Malgré ses espoirs, presque rien dans l’ordre du monde ne va dans le sens voulu par Macron. Explication
Ses débuts furent si prometteurs qu’on était en droit de s’attendre à une nouvelle donne pour la France. Après tout, au milieu des ruines du multilatéralisme subsistaient de beaux restes ; il existait un chemin étroit, dont Emmanuel Macron pouvait devenir l’éclaireur sur la scène mondiale. La carte méritait d’être jouée et le dynamique président a su, un temps, laisser penser qu’il pouvait écarter les murs. Or en plusieurs circonstances, et le G20 de Buenos Aires en est une nouvelle démonstration, il est apparu évident que l’espace de respiration s’était refermé.
L’Amérique a repris la main sur le rythme du monde
A deux reprises, à la tribune des Nations unies, Macron a pris la parole après le "maverick" américain pour chasser les miasmes de l’unilatéralisme tonitruant et défendre sa propre voie, la seule qui laisse encore une petite place à son pays, et à l’Europe. Las, après avoir joué la carte de la complicité compétitive avec Donald Trump et tenu la dragée haute à Vladimir Poutine, Emmanuel Macron doit déchanter. (...)
Dans cette nouvelle phase qu’il affronte bien seul, il se heurte à la dure réalité d’un monde qui a perdu toutes ses illusions en matière de multilatéralisme, tandis que les sirènes des régimes autoritaires rencontrent un écho grandissant.
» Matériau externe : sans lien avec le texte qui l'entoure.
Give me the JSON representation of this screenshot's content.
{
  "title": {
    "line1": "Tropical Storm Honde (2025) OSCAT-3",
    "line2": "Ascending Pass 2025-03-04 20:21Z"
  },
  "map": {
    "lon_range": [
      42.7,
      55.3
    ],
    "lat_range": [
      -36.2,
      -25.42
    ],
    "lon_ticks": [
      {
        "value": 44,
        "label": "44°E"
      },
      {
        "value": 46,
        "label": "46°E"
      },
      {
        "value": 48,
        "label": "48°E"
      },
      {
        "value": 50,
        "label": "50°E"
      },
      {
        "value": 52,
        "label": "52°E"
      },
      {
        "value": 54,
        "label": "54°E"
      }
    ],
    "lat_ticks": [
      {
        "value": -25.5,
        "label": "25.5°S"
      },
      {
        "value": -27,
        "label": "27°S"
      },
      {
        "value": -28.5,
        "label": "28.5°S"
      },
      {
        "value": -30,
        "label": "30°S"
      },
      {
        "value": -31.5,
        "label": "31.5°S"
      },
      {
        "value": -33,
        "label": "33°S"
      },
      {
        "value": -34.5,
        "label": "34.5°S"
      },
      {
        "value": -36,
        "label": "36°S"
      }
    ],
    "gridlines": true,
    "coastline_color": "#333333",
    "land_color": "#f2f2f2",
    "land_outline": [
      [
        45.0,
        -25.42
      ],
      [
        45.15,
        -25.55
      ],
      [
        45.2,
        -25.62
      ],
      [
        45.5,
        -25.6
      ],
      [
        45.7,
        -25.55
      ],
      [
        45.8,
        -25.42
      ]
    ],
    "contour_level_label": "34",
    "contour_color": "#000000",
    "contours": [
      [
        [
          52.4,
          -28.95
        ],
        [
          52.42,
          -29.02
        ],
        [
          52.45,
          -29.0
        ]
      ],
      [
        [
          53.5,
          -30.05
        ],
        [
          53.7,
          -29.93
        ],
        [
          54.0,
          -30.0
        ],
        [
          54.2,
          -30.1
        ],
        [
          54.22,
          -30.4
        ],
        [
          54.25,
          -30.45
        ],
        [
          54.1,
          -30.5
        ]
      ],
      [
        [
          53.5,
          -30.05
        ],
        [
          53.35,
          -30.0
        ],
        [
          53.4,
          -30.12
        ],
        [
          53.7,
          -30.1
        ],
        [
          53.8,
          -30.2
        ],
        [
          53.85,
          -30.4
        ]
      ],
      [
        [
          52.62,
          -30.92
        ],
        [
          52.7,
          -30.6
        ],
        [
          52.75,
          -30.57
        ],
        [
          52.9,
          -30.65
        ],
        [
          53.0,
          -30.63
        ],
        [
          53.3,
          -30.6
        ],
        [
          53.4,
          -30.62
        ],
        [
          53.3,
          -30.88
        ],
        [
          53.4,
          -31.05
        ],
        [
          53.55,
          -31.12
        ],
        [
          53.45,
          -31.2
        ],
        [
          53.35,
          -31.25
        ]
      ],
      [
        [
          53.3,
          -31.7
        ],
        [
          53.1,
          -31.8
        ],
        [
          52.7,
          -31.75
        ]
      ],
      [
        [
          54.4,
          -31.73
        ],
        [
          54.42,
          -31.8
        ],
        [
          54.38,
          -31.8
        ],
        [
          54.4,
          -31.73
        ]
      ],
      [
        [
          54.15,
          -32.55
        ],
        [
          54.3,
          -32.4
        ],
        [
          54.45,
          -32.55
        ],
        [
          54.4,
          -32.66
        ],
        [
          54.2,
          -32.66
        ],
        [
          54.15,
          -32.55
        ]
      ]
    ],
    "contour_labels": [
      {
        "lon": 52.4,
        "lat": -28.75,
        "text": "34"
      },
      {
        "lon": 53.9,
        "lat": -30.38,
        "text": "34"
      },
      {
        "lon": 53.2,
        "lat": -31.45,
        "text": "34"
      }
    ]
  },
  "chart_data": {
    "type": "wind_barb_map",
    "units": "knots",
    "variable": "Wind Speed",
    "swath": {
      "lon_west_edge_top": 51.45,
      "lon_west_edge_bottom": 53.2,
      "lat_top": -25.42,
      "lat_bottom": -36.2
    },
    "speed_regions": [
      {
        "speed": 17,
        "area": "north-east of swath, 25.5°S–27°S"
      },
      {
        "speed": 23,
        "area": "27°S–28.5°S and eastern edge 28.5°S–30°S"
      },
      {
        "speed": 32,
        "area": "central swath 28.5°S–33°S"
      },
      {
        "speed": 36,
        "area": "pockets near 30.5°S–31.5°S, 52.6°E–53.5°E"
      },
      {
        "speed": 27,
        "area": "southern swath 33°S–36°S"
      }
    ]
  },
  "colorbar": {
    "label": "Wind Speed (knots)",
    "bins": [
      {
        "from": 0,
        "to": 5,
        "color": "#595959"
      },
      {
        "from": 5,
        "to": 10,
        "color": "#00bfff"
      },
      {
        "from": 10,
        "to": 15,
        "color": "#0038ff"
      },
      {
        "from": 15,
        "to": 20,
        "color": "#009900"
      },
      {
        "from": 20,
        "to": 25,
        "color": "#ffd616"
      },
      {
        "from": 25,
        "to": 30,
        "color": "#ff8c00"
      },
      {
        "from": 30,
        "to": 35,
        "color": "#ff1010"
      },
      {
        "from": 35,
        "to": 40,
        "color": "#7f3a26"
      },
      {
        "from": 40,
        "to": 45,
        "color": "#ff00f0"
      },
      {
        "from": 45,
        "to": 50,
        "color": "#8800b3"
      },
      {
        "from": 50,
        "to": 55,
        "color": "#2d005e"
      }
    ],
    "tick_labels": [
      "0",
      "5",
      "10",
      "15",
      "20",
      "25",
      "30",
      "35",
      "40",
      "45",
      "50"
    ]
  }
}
Pire encore, les humeurs changeantes de Donald Trump, ses foucades, ses déclarations contradictoires (face à la Chine, à la Russie, à l’Union européenne, à l’Arabie saoudite...) reviennent à faire dépendre l’ordre du monde d’un seul homme, au profil fantasque, ce qui relativise fortement l’importance des cercles d’experts ou de sherpas, ces grands manitous chargés des communiqués lénifiants à l’issue des rencontres internationales.
Deux éléments échappent à Macron (...)
Tout d’abord, l’Europe, cruellement absente, ou disparate, alors qu’il compte sur elle pour étayer sa stratégie planétaire. Isolée, la France ne peut rien. (...)
Ensuite, Macron ne peut compter sur aucun leader planétaire majeur qui, issu des anciens pays émergents, se montrerait franchement convaincu de l’avenir du multilatéralisme. Il manque objectivement d’appuis dans le reste du monde à l’heure où le Brésil s’en remet à son nouveau président populiste Jair Bolsonaro, où le président turc se révèle définitivement incontrôlable, où le nouveau président du Mexique, Andres Manuel Lopez Obrador n’offre pas de certitudes. (...)
À l’opposé, Macron ne trouve sur sa route que des tenants d’un chacun pour soi qui achève de faire le jeu de l’unilatéralisme. Cela d’autant plus qu’il n’a cessé dans ses discours de cristalliser les deux blocs, progressistes (avec lui-même comme héraut) contre nationalistes (la "lèpre"), laissant ainsi un fossé se creuser. L’erreur est peut-être là ; car presque rien dans l’ordre du monde ne va fondamentalement dans le sens voulu par Macron.